Atlassian has released an open-source Kubernetes autoscaler that is optimized for batch workloads. The project, Escalator, attempts to solve many of the issues associated with autoscaling. According to the company, it found that clusters either weren’t scaling up or scaling down fast enough.
“Initially with our Kubernetes platform, we were pleasantly surprised by how quickly we were were able to port these batch workloads to Kubernetes pods. However, when the number of concurrent jobs ramped-up, we started to notice a few bumps in the road,” Corey Johnston, Kubernetes platform team lead at Atlassian, wrote in a post.
The problem with scaling up was that when clusters hit capacity, users would have to wait for several minutes for additional Kubernetes workers to be booted up and be able to service the load. Many builds are unable to tolerate extended delays and would fail as a result, Atlassian explained.
The issue when scaling down was that when loads had subsided, the autoscaler would not scale-down fast enough. Atlassian explained that this is not really an issue when your node count is low, but it can become a problem when that number reaches the hundreds and beyond.
To address this, the company created Escalator, a batch of job optimized autoscaler for Kubernetes. According to Atlassian, the project had two initial goals. The first was to provide a preemptive scale-up with a buffer capacity feature that would prevent clusters from filling up. The second was to support aggressive scale-down of machines that were no longer needed. It also wanted to add Prometheus metrics so that IT Ops teams could see how well clusters were doing.
“After several months of work, the result was exactly what we envisioned to build, and what we’ve released into the open source community. Gone are our three minute waits for EC2 instances to boot and join the cluster,” Johnston wrote in a post. “Gone too is all the wasted money we were spending every hour on unused, idle worker nodes. The cluster now scales-down very quickly, so we only pay for the number of machines we actually need.
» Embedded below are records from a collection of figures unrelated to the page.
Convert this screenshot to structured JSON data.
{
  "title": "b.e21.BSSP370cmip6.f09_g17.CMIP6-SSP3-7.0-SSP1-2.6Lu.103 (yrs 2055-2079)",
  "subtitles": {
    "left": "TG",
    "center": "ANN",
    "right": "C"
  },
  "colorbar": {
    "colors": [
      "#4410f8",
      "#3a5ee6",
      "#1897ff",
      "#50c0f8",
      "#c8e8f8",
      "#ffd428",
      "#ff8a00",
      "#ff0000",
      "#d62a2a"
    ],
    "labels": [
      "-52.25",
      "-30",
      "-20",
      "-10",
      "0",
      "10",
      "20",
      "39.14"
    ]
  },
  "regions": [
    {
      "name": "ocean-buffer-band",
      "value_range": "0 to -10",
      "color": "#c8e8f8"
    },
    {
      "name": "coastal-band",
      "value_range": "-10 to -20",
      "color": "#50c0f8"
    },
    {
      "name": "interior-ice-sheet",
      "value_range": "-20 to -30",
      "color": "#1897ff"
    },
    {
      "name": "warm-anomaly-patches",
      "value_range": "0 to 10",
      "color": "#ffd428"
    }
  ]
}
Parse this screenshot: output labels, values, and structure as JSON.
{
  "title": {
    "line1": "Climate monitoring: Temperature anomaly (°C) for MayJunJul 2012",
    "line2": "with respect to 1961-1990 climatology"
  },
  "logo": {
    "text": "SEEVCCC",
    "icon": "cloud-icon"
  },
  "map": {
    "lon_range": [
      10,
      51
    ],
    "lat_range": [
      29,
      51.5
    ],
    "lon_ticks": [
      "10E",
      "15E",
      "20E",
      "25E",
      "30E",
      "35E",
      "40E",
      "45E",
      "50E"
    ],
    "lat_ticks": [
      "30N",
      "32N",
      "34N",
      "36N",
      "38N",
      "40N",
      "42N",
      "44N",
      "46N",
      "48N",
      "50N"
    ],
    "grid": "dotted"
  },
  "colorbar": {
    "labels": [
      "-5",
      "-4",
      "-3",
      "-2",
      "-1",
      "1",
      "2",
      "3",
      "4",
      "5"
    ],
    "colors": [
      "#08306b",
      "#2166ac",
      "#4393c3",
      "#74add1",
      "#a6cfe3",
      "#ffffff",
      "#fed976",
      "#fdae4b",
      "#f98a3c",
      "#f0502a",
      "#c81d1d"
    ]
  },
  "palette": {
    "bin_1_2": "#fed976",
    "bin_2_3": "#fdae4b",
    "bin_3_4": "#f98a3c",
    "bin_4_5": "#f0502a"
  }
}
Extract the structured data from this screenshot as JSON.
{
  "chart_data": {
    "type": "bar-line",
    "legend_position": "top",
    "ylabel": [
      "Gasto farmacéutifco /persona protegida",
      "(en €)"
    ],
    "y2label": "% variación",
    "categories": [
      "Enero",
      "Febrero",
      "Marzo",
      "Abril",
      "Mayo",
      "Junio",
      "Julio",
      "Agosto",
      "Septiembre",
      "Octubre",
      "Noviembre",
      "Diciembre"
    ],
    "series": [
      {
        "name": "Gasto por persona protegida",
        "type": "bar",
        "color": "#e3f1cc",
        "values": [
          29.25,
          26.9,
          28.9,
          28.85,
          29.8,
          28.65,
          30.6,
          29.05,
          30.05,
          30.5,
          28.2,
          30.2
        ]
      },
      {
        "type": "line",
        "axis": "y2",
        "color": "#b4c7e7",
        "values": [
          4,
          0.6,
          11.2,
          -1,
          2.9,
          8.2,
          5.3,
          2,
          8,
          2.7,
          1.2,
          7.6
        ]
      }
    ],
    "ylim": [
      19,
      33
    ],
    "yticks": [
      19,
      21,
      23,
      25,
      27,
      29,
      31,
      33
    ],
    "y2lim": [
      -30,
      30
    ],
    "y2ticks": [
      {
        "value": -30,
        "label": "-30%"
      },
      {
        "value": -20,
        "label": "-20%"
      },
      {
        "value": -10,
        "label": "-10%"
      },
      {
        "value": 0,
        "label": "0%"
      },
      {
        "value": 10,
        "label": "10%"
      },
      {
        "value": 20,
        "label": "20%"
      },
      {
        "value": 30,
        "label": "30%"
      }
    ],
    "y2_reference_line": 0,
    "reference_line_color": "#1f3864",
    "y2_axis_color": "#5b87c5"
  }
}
Escalator has enabled us to save a lot of money – ranging from hundreds to thousands of dollars a day – based on the workloads we’re running.”
Going forward, the company is looking into expanding the tool to its external Bitbucket Pipeline users, and how it can manage more service-based workloads. “But given the tremendous benefits its had in our environment, we’ve released Escalator to the Kubernetes community as open source, so others can take advantage of its features too,” Johnston wrote.